Two generations later, this is the identity the colors my skin: dark and ill-fitting, unsuited for the labels my grandmother embraced, a way to avoid the rejection from the place where she was born. ‘Black’ is a label that can define anyone with a little pigment, hair not exactly straight. For years, inmy house, we permed our curls into submission. To Granma, that was the right thing to do.
Even through my grandmother’s denial, there was the endurance of culture, routine and instinctual: Mass on Sundays, all rosaries and the Jesus-candles that they sell in the corner stores (bodegas, because where Granma was from had followed her all the way to East New York, and when I’m a kid, everything is en español. The flags that hang from the houses are red, white, and blue, but instead of fifty starts, there’s only a single one, centered in a blue triangle, viva Borinquén).
Granpa taught my grandmother how to make pig’s feet and collards; biscuits came from a can.
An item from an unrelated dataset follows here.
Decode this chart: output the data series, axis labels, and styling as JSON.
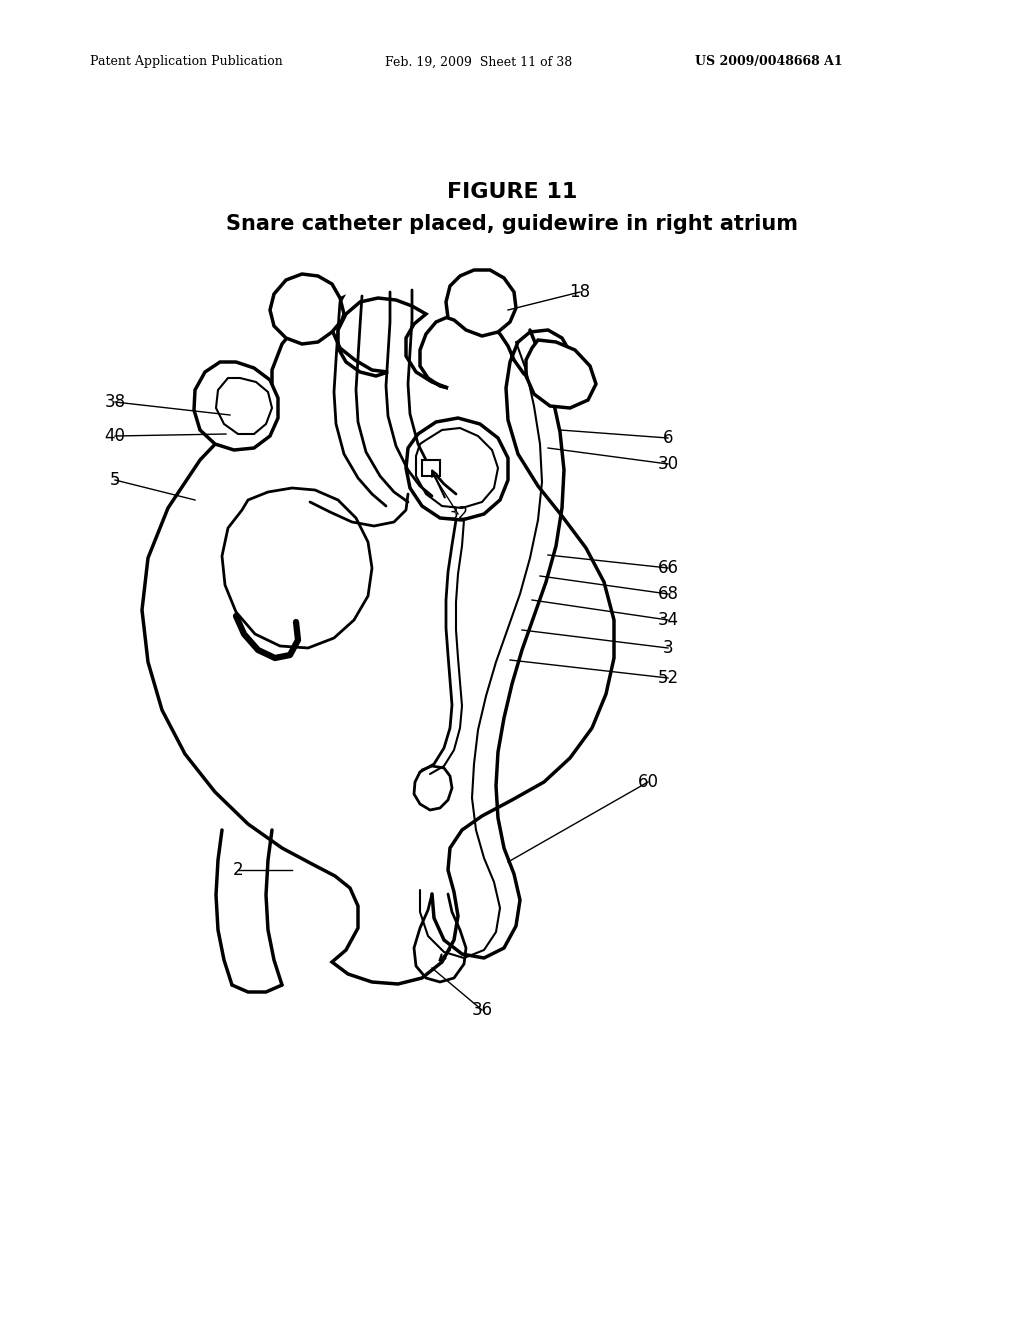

Still, every other product in the pantry was Goya, and when Granma cooked, it rice and beans, plantain, roast pork. But even if her culture bled through to our stomachs, she never gave us the words:arroz y gandules, tostones, pernil. And without words, without language, it’s as if you have nothing. Without Spanish, you are denied any ownership to being latina—a label Granma cast off like old clothes, something you donate to the church, because you don’t need it, and you’re okay with the idea of never getting it back again.
This is something I never acknowledged about my grandmother. My life tasted like adobo and sofrito, and Granma still spoke Spanish, she did—when she called her sister (Titi Alicia), still in St. Croix, or when she cursed out my uncle’s baby mother, a Dominican (dios mío, what crazy kids). I was like every person who told her she’d been born someplace there was too much Africa in the water. Granma couldn’t be Spanish because she was too dark; by the time I knew better—after she was dead—I couldn’t be Spanish because I didn’t have the right words.
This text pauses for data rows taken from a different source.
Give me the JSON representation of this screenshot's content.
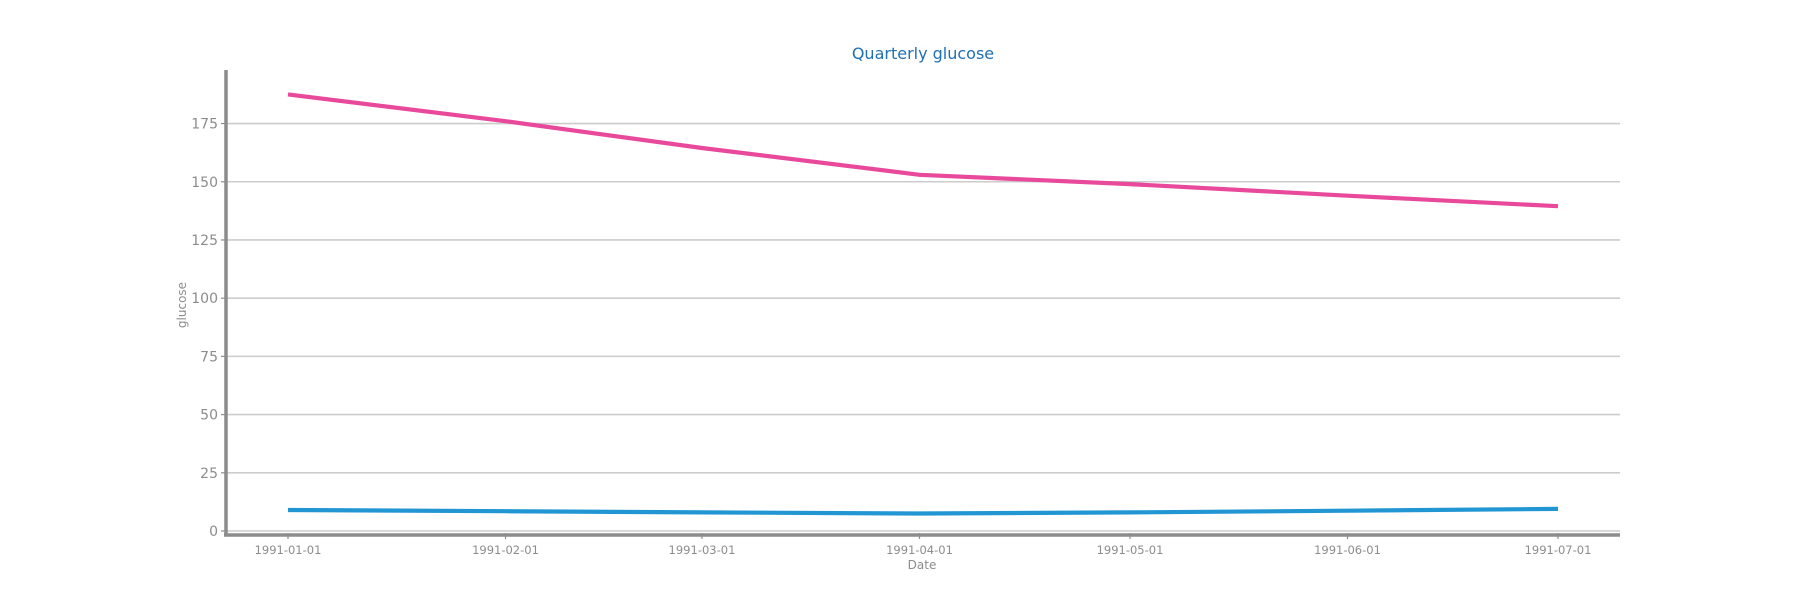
{
  "colors": {
    "title": "#1f6fb2",
    "axis": "#8c8c8c",
    "grid": "#cccccc",
    "tick_text": "#8c8c8c"
  },
  "chart_data": {
    "type": "line",
    "title": "Quarterly glucose",
    "xlabel": "Date",
    "ylabel": "glucose",
    "x": [
      "1991-01-01",
      "1991-02-01",
      "1991-03-01",
      "1991-04-01",
      "1991-05-01",
      "1991-06-01",
      "1991-07-01"
    ],
    "x_ticks": [
      "1991-01-01",
      "1991-02-01",
      "1991-03-01",
      "1991-04-01",
      "1991-05-01",
      "1991-06-01",
      "1991-07-01"
    ],
    "y_ticks": [
      0,
      25,
      50,
      75,
      100,
      125,
      150,
      175
    ],
    "ylim": [
      0,
      198
    ],
    "grid": "horizontal",
    "legend": "none",
    "series": [
      {
        "color": "#e8499a",
        "values": [
          187.5,
          176,
          164.5,
          153,
          149,
          144,
          139.5
        ]
      },
      {
        "color": "#2196d3",
        "values": [
          9,
          8.5,
          8,
          7.5,
          8,
          8.7,
          9.5
        ]
      }
    ]
  }
}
It’s a peculiar absence, missing something you’ve never had. My father was rather absentee, but fathers are hardly necessary. Useful, perhaps, but I didn’t notice that mine wasn’t there. And yet, as soon as I acknowledged my grandmother’s heritage—built into my very name, there isn’t a story for la rana, not like the coqui, but if you know enough, you know it means something, which I was completed oblivious to for the first ten years of my life.
Lacking Spanish left me unable to express something essential to myself. It is not just about food, or the rosary. It’s not just the sound of Granma’s sandals—chancletas—when she was still here. It’s the sound of my mother’s sandals, now, though the only Spanish she knows is from Dora, and what she’s picked up in the bodegas over the years (“Ay, papi, you cheated me out of forty cents!”)
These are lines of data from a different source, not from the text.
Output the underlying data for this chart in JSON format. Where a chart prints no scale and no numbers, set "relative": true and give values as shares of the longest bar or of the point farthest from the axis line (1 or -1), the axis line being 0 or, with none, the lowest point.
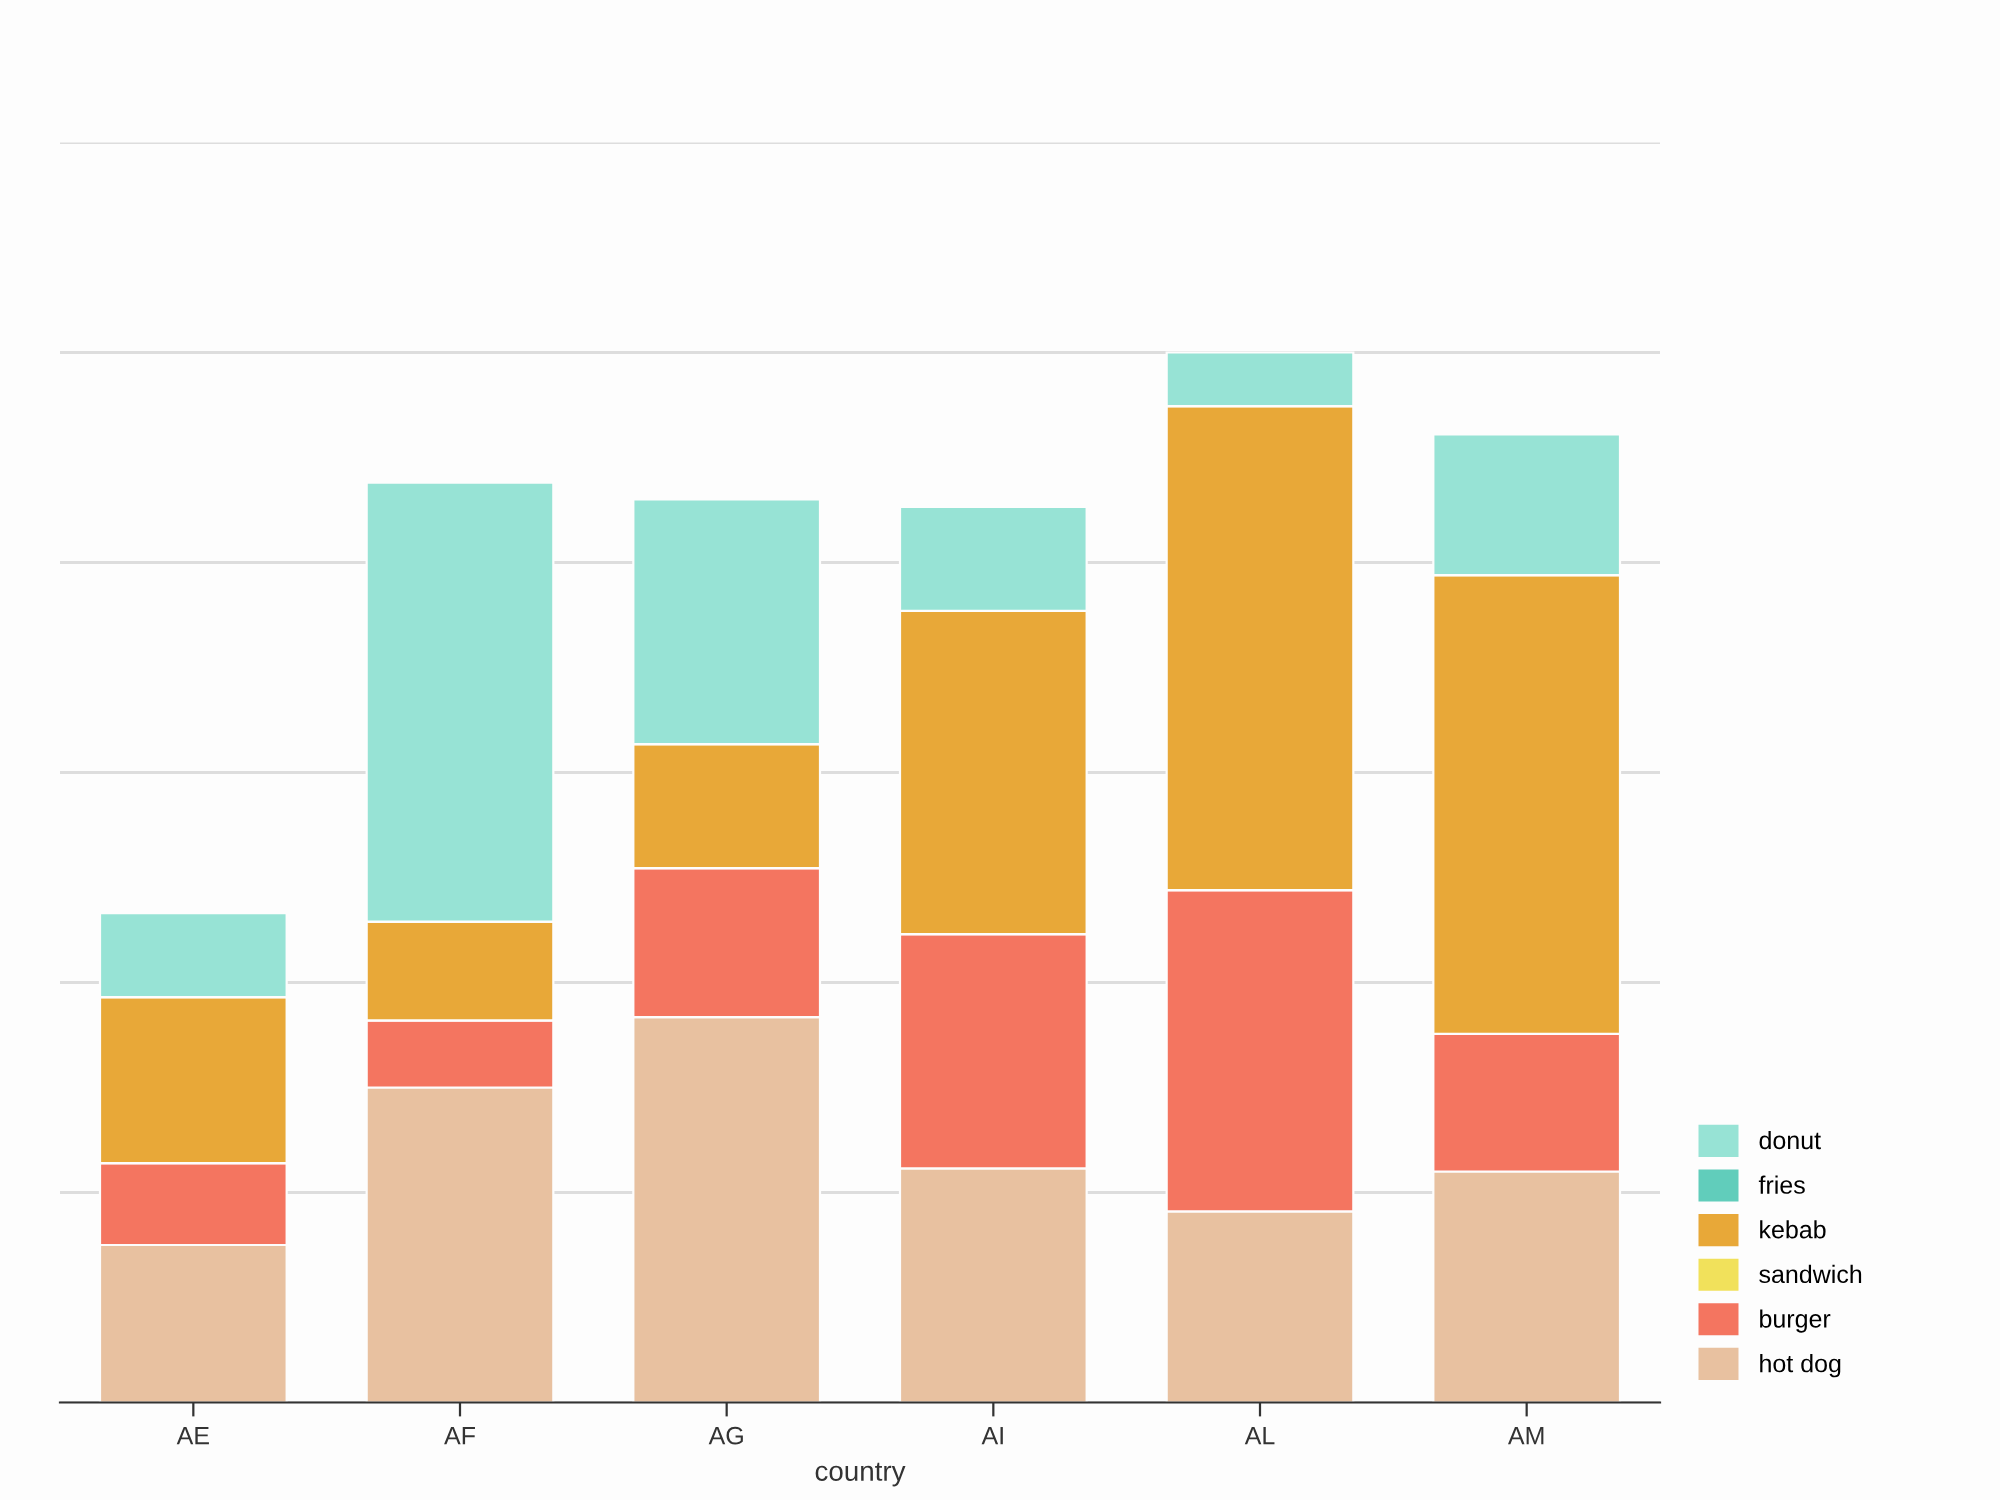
{
  "chart_data": {
    "type": "bar",
    "relative": true,
    "stacked": true,
    "xlabel": "country",
    "categories": [
      "AE",
      "AF",
      "AG",
      "AI",
      "AL",
      "AM"
    ],
    "series": [
      {
        "name": "hot dog",
        "color": "#e8c1a0",
        "values": [
          0.15,
          0.3,
          0.367,
          0.223,
          0.182,
          0.22
        ]
      },
      {
        "name": "burger",
        "color": "#f47560",
        "values": [
          0.078,
          0.064,
          0.142,
          0.223,
          0.306,
          0.131
        ]
      },
      {
        "name": "sandwich",
        "color": "#f1e15b",
        "values": [
          0,
          0,
          0,
          0,
          0,
          0
        ]
      },
      {
        "name": "kebab",
        "color": "#e8a838",
        "values": [
          0.158,
          0.094,
          0.118,
          0.308,
          0.461,
          0.437
        ]
      },
      {
        "name": "fries",
        "color": "#61cdbb",
        "values": [
          0,
          0,
          0,
          0,
          0,
          0
        ]
      },
      {
        "name": "donut",
        "color": "#97e3d5",
        "values": [
          0.08,
          0.418,
          0.233,
          0.099,
          0.051,
          0.134
        ]
      }
    ],
    "grid": "y",
    "legend": "bottom right",
    "tick_labels": "x"
  }
}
It’s the loss of the ability to relate to an entire community, conversations I may only have if someone condescends to speak to me en ingles. Sometimes, they don’t have the English. Sometimes, they don’t want to share, like the Spanish is a secret, a key to membership some people don’t want you to have. Not all Puerto Ricans—not all Latinas—are curly-haired and fair-skinned. You can’t be denied if you know the language (negrita’s not always nice, I told you), but if you don’t have the words, then there’s nothing for you to hold.
Oh, you eat rice and beans, nena? That’s nice. Your abuelita didn’t teach you Spanish? Ay, pobrecita. Sometimes, though, that’s how it goes.